Nous serons à ce rendez-vous. Par chance, cette démarche n'est pas particulièrement coûteuse car l'ADEME dispose de nombreuses ressources internes et d'une présence territoriale importante qui permet de travailler de façon fine. Sur le plan du financement, il doit aussi être possible de mieux articuler ses interventions au niveau régional, en matière de transition écologique et énergétique, avec celles de la Banque publique d'investissement (Bpifrance). Je rappelle qu'il s'agit de l'une des missions de la BPI, et que je m'étais assuré, lors de sa création, que cette articulation était possible.

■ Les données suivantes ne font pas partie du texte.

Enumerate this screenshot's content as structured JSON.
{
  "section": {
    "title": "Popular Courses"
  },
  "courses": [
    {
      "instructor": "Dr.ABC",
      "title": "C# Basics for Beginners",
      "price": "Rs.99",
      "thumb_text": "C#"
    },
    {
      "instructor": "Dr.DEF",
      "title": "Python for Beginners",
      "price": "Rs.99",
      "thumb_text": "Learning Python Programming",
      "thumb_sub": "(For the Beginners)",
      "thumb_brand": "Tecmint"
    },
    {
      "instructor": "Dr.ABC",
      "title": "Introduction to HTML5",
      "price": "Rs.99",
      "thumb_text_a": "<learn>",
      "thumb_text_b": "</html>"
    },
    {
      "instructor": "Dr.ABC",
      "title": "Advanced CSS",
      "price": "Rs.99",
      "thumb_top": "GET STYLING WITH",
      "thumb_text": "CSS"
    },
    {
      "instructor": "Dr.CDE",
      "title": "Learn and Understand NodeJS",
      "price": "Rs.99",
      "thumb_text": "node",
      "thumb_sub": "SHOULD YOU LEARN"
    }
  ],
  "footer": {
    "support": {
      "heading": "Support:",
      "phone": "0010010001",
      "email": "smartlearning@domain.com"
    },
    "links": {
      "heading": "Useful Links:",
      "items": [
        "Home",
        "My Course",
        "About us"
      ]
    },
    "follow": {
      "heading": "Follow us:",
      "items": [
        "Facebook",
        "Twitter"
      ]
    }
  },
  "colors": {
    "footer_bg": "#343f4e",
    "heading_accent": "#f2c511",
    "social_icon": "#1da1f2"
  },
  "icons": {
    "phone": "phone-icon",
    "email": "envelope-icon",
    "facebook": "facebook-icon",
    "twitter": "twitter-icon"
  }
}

Elle implique que l'ADEME noue un partenariat très étroit avec la BPI qui dispose de beaucoup plus de moyens qu'elle, et qui est davantage en mesure de travailler avec les banques de détail, acteurs majeurs de l'écosystème en matière de rénovation énergétique. Nous avons un problème de distribution des prêts éco-PTZ et des prêts bonifiés, créés à l'époque de M. Jean-Louis Borloo. Nous devons parler avec tout le monde. Il n'est pas facile de trouver des partenariats financiers quand vous avez des projets d'investissement qui ne sont pas nécessairement rentables à court terme dans la logique bancaire, et qui, de facto, vous incitent à un investissement sur quinze, vingt ou trente-cinq ans. Il existe des fonds spécialisés, mais nous devons aller au-delà.